Drljaca erzählt eine Geschichte dieses aufregenden Spiels. In der ersten Hälfte wäre ein Fehler bei der Ballannahme beinahe hart bestraft worden - doch das Slapstick-Gegentor blieb ihm erspart. Wenig später dann verhinderte er mit einem tollen Reflex das 0:2, von dem sich der BVB womöglich nicht erholt hätte. Die große Geschichte aber ist Pherai vorbehalten. Mit seinem genialen Moment, den er seinem Mut und seiner Handlungsschnelligkeit verdankt. "Ich habe gesehen, dass der Torwart ein bisschen weit draußen und ein bisschen an der Seite steht und dann habe ich gedacht, wir haben nix zu verlieren, ich probiere es einfach mal", sagte er über sein Tor zum Staunen. "Als ich den Ball getroffen habe, dachte ich erst: hmm… vielleicht ein bisschen zu hart, aber dann ist er reingegangen und das war einfach super!"
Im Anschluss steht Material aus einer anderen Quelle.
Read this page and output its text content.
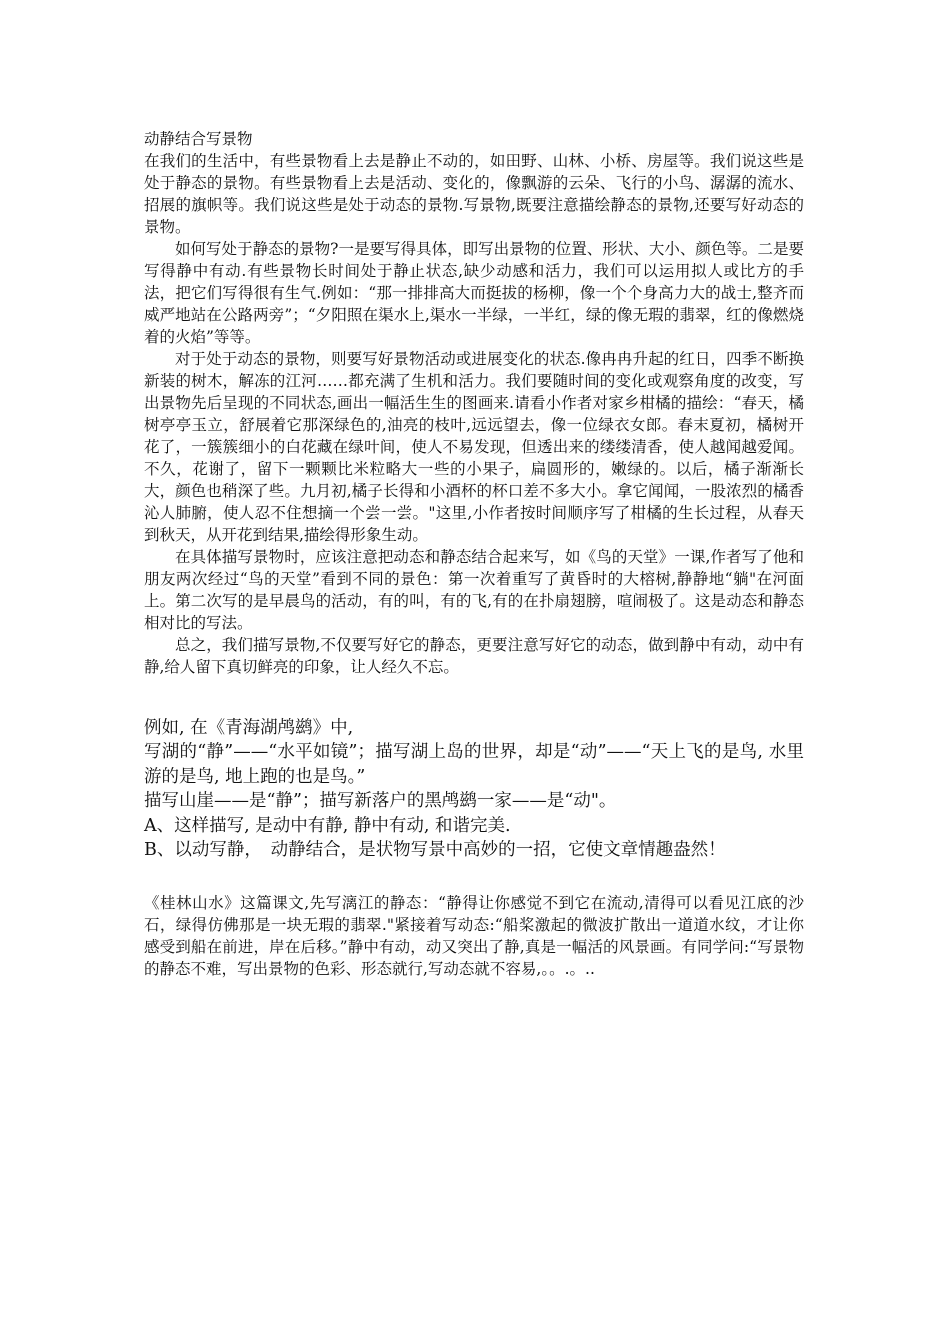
动静结合写景物

在我们的生活中，有些景物看上去是静止不动的，如田野、山林、小桥、房屋等。我们说这些是处于静态的景物。有些景物看上去是活动、变化的，像飘游的云朵、飞行的小鸟、潺潺的流水、招展的旗帜等。我们说这些是处于动态的景物.写景物,既要注意描绘静态的景物,还要写好动态的景物。

如何写处于静态的景物?一是要写得具体，即写出景物的位置、形状、大小、颜色等。二是要写得静中有动.有些景物长时间处于静止状态,缺少动感和活力，我们可以运用拟人或比方的手法，把它们写得很有生气.例如：“那一排排高大而挺拔的杨柳，像一个个身高力大的战士,整齐而威严地站在公路两旁”；“夕阳照在渠水上,渠水一半绿，一半红，绿的像无瑕的翡翠，红的像燃烧着的火焰”等等。

对于处于动态的景物，则要写好景物活动或进展变化的状态.像冉冉升起的红日，四季不断换新装的树木，解冻的江河……都充满了生机和活力。我们要随时间的变化或观察角度的改变，写出景物先后呈现的不同状态,画出一幅活生生的图画来.请看小作者对家乡柑橘的描绘：“春天，橘树亭亭玉立，舒展着它那深绿色的,油亮的枝叶,远远望去，像一位绿衣女郎。春末夏初，橘树开花了，一簇簇细小的白花藏在绿叶间，使人不易发现，但透出来的缕缕清香，使人越闻越爱闻。不久，花谢了，留下一颗颗比米粒略大一些的小果子，扁圆形的，嫩绿的。以后，橘子渐渐长大，颜色也稍深了些。九月初,橘子长得和小酒杯的杯口差不多大小。拿它闻闻，一股浓烈的橘香沁人肺腑，使人忍不住想摘一个尝一尝。"这里,小作者按时间顺序写了柑橘的生长过程，从春天到秋天，从开花到结果,描绘得形象生动。

在具体描写景物时，应该注意把动态和静态结合起来写，如《鸟的天堂》一课,作者写了他和朋友两次经过“鸟的天堂”看到不同的景色：第一次着重写了黄昏时的大榕树,静静地“躺"在河面上。第二次写的是早晨鸟的活动，有的叫，有的飞,有的在扑扇翅膀，喧闹极了。这是动态和静态相对比的写法。

总之，我们描写景物,不仅要写好它的静态，更要注意写好它的动态，做到静中有动，动中有静,给人留下真切鲜亮的印象，让人经久不忘。

例如, 在《青海湖鸬鹚》中,

写湖的“静”——“水平如镜”；描写湖上岛的世界，却是“动”——“天上飞的是鸟, 水里游的是鸟, 地上跑的也是鸟。”

描写山崖——是“静”；描写新落户的黑鸬鹚一家——是“动"。

A、这样描写, 是动中有静, 静中有动, 和谐完美.

B、以动写静，　动静结合，是状物写景中高妙的一招，它使文章情趣盎然！

《桂林山水》这篇课文,先写漓江的静态：“静得让你感觉不到它在流动,清得可以看见江底的沙石，绿得仿佛那是一块无瑕的翡翠."紧接着写动态:“船桨激起的微波扩散出一道道水纹，才让你感受到船在前进，岸在后移。”静中有动，动又突出了静,真是一幅活的风景画。有同学问:“写景物的静态不难，写出景物的色彩、形态就行,写动态就不容易,。。.。..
Nun wunderte sich beim BVB niemand, dass ausgerechnet der niederländische Edeltechniker dieses Sensationstor erzielte. Denn in Pherai steckt bei allen Tempodefiziten eine Menge fußballerischer Klasse. "Der Junge ist crazy, er ist bekannt für sowas", begeisterte sich Drljaca. Tatsächlich sind ihm schon mehrere Geniestreiche gelungen. Für den BVB-Nachwuchs erzielte mal ein Tor mit der Hacke und für seinen Jugendklub AZ Alkmaar ebenfalls sehenswerte Lupfer, wie er selbst bekannte.
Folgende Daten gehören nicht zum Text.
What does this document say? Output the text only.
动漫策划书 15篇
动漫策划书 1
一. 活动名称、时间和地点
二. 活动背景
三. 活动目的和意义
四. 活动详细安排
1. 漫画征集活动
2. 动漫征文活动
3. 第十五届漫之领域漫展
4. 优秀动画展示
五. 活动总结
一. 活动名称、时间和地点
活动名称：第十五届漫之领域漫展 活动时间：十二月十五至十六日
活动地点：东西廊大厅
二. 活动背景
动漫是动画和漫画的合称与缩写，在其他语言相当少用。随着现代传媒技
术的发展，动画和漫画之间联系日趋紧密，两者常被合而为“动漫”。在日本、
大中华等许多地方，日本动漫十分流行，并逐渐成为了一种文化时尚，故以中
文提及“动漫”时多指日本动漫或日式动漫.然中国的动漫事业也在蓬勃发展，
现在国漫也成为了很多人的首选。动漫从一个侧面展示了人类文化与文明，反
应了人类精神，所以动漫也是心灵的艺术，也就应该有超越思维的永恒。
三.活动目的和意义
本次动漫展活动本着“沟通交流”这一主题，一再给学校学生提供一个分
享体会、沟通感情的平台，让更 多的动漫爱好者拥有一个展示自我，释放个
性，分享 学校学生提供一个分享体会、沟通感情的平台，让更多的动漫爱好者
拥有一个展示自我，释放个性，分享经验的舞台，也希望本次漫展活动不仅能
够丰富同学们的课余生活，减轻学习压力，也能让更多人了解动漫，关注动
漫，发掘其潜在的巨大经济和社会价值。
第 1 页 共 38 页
"In der besten Phase der Karriere"
Pherai spielt beim Aufsteiger eine auffällige Saison. Fünf Tore hat er bereits erzielt, sieben vorbereitet. Nur Berkan Taz kommt auf die gleiche Zahl an Scorerpunkten. Ob die Leistungen aber reichen, um sich den Traum vom Sprung in den Profikader zu erfüllen? Nach einer bisweilen überragenden Zeit in den schwarzgelben Nachwuchsteams, einer Phase der Stagnation und einer nur mäßig beeindruckenden Leihe für PEC Zwolle in der vergangenen Saison hat Pherai den Kampf um seine letzte Chance auf einen Durchbruch beim BVB, zu dem das gehypte Talent im Sommer 2017 gewechselt war, entschlossen angenommen. Kurz vor Silvester sagte Ingo Preuß, Teammanager der U23, dass sich der 20-Jährige aktuell "in der besten Phase seiner Karriere" befinde. Ein Winter-Abgang soll daher unbedingt verhindert werden.
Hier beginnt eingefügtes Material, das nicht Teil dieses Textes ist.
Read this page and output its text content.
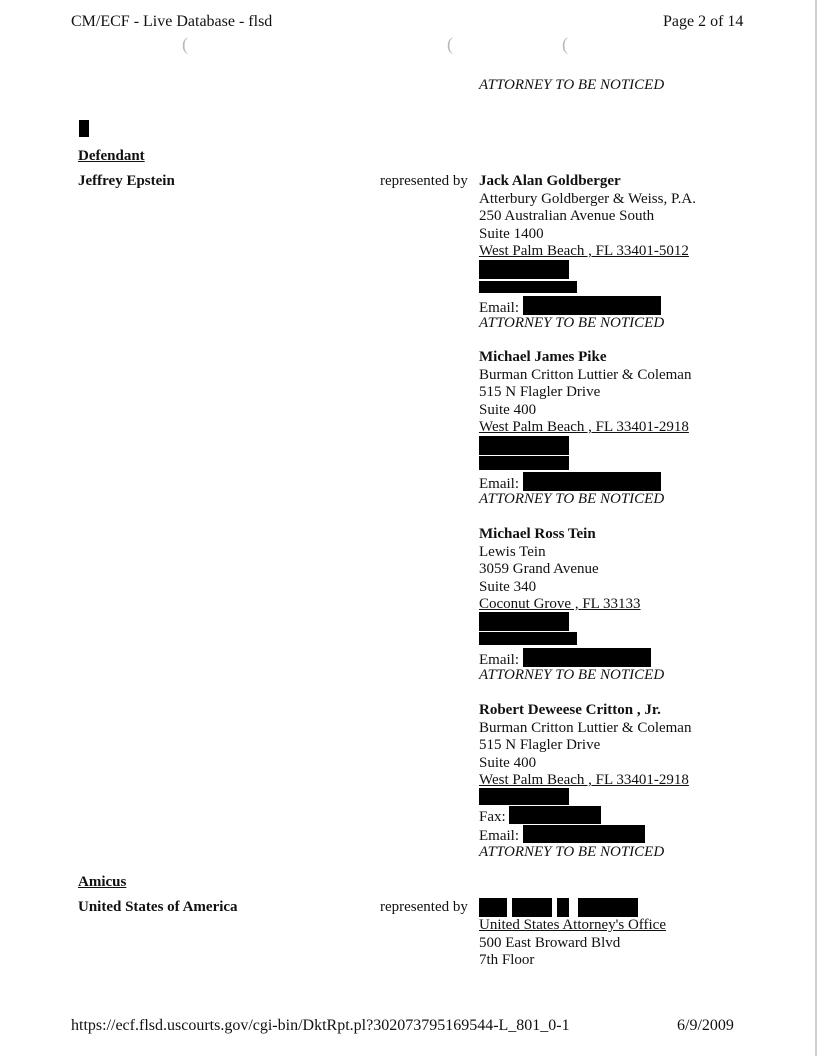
CM/ECF - Live Database - flsd	Page 2 of 14
(	(	(
ATTORNEY TO BE NOTICED
Defendant
Jeffrey Epstein	represented by Jack Alan Goldberger
Atterbury Goldberger & Weiss, P.A.
250 Australian Avenue South
Suite 1400
West Palm Beach , FL 33401-5012
Email:
ATTORNEY TO BE NOTICED
Michael James Pike
Burman Critton Luttier & Coleman
515 N Flagler Drive
Suite 400
West Palm Beach , FL 33401-2918
Email:
ATTORNEY TO BE NOTICED
Michael Ross Tein
Lewis Tein
3059 Grand Avenue
Suite 340
Coconut Grove , FL 33133
Email:
ATTORNEY TO BE NOTICED
Robert Deweese Critton , Jr.
Burman Critton Luttier & Coleman
515 N Flagler Drive
Suite 400
West Palm Beach , FL 33401-2918
Fax:
Email:
ATTORNEY TO BE NOTICED
Amicus
United States of America	represented by
United States Attorney's Office
500 East Broward Blvd
7th Floor
https://ecf.flsd.uscourts.gov/cgi-bin/DktRpt.pl?302073795169544-L_801_0-1	6/9/2009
Das aber scheint für Pherai eine sehr willkommene Option zu sein. Im November sagte er gegenüber goal.com, dass "eine erneute Leihe für mich schon vorstellbar ist". Er wisse, dass es bereits konkretes Interesse von Klubs aus Deutschlands höchsten Spielklassen gebe. Er nennt allerdings auch Bedingungen, die er gerne erfüllt hätte: "Wenn es möglich ist, dort regelmäßig zu spielen und zuvor beim BVB einen Profivertrag zu unterschreiben, wäre das eine gute Option", so Pherai. Sein Vertrag bei der Borussia läuft Ende dieser Saison aus. Wie der "Kicker" berichtet, arbeitet der BVB an einem Verbleib des jungen Niederländers. Und trifft dabei auch einen bekannten Freund-Feind, auf Erling Haalands Berater Mino Raiola. Dem sagt man ja nach, ein gewisses Faible für den Wahnsinn zu haben.